Thursday, 19 June 2008

112. Johann Sebastian Bach - Musical Offering (1747)


Title: Musikalisches Opfer
Performer: Musica Antiqua Koln
Director: Reinhard Goebel
Year: 1979
Length: 50 minutes


This is an interesting late piece by Bach, the story goes that he was given a musical theme by Frederick the Great and told to make it in a 6 voice fugue. Bach was obviously being mocked, but instead of flipping Freddy the bird, he came back with this.

And this is a pretty interesting set of variations on the little theme provided by the Emperor. So I think he came out of it pretty well.

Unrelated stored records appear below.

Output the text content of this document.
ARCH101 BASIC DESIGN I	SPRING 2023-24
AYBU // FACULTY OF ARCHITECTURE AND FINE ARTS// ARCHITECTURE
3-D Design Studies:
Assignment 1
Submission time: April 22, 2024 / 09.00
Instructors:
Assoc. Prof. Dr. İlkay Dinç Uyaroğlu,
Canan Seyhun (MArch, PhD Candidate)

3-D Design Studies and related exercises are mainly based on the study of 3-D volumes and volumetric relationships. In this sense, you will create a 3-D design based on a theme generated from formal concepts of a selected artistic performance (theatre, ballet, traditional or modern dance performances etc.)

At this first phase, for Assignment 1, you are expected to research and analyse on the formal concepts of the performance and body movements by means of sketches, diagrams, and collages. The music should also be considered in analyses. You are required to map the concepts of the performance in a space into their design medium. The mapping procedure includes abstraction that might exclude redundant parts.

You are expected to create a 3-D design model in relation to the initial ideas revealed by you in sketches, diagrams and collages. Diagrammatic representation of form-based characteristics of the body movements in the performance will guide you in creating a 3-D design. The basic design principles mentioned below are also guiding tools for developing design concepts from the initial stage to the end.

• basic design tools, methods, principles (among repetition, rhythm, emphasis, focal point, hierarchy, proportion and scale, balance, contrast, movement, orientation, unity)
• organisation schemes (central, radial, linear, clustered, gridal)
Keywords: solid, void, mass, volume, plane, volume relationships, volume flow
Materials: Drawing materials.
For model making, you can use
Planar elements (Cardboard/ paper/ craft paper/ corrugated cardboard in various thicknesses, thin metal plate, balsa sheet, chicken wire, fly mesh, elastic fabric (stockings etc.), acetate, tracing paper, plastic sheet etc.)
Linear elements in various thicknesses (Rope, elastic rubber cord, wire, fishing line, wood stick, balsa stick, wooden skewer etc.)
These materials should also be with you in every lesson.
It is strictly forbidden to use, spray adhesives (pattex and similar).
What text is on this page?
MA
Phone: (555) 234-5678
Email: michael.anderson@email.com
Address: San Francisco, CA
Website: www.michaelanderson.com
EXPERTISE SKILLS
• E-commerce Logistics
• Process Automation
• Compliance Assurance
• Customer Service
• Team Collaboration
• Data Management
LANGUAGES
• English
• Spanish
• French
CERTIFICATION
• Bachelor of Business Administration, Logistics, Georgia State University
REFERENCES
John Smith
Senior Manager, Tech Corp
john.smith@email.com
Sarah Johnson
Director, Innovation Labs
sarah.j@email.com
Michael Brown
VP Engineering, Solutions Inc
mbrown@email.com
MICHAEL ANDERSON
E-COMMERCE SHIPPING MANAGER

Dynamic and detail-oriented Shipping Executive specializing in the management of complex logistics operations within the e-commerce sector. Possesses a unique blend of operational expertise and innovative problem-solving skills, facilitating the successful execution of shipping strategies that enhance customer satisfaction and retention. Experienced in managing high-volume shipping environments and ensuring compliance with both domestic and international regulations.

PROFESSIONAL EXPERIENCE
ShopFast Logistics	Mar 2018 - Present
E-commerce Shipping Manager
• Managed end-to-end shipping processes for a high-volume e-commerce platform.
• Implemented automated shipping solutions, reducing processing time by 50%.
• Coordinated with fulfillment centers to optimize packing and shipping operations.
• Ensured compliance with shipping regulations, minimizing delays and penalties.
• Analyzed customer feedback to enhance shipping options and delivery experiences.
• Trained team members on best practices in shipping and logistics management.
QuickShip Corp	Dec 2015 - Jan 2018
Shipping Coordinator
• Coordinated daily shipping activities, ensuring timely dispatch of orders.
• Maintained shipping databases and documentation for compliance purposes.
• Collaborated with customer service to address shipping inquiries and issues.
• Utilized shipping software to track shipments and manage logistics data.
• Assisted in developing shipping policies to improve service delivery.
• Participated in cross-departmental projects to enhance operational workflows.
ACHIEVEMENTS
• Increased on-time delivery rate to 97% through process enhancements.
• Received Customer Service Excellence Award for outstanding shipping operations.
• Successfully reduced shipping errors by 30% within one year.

As always Bach isn't a great innovator and the piece is quite backward looking, there is no inkling of the classical period here, but he does Baroque very well indeed.

Taken out of its historical content this piece would be more impressive than it ends up being, Bach is looking back, not forward, but in the process he manages to make some pretty lovely music, and a very imaginative set of variations.

Final Grade



From Wikipedia:

Some of the canons of the Musical Offering are represented in the original score by not more than a short monodic melody of a few measures, with a more or less enigmatic inscription in Latin above the melody. These compositions are called the riddle fugues (or sometimes, more appropriately, the riddle canons). The performer(s) is/are supposed to interpret the music as a multi-part piece (a piece with several intertwining melodies), while solving the "riddle". Some of these riddles have been explained to have more than one possible "solution", although nowadays most printed editions of the score give a single, more or less "standard" solution of the riddle, so that interpreters can just play, without having to worry about the Latin, or the riddle.

One of these riddle canons, "in augmentationem" (i.e. augmentation, the length of the notes gets longer), is inscribed "Notulis crescentibus crescat Fortuna Regis" (may the fortunes of the king increase like the length of the notes), while a modulating canon which ends a tone higher than it starts is inscribed "Ascendenteque Modulationis ascendat Gloria Regis" (as the modulation rises, so may the King's glory).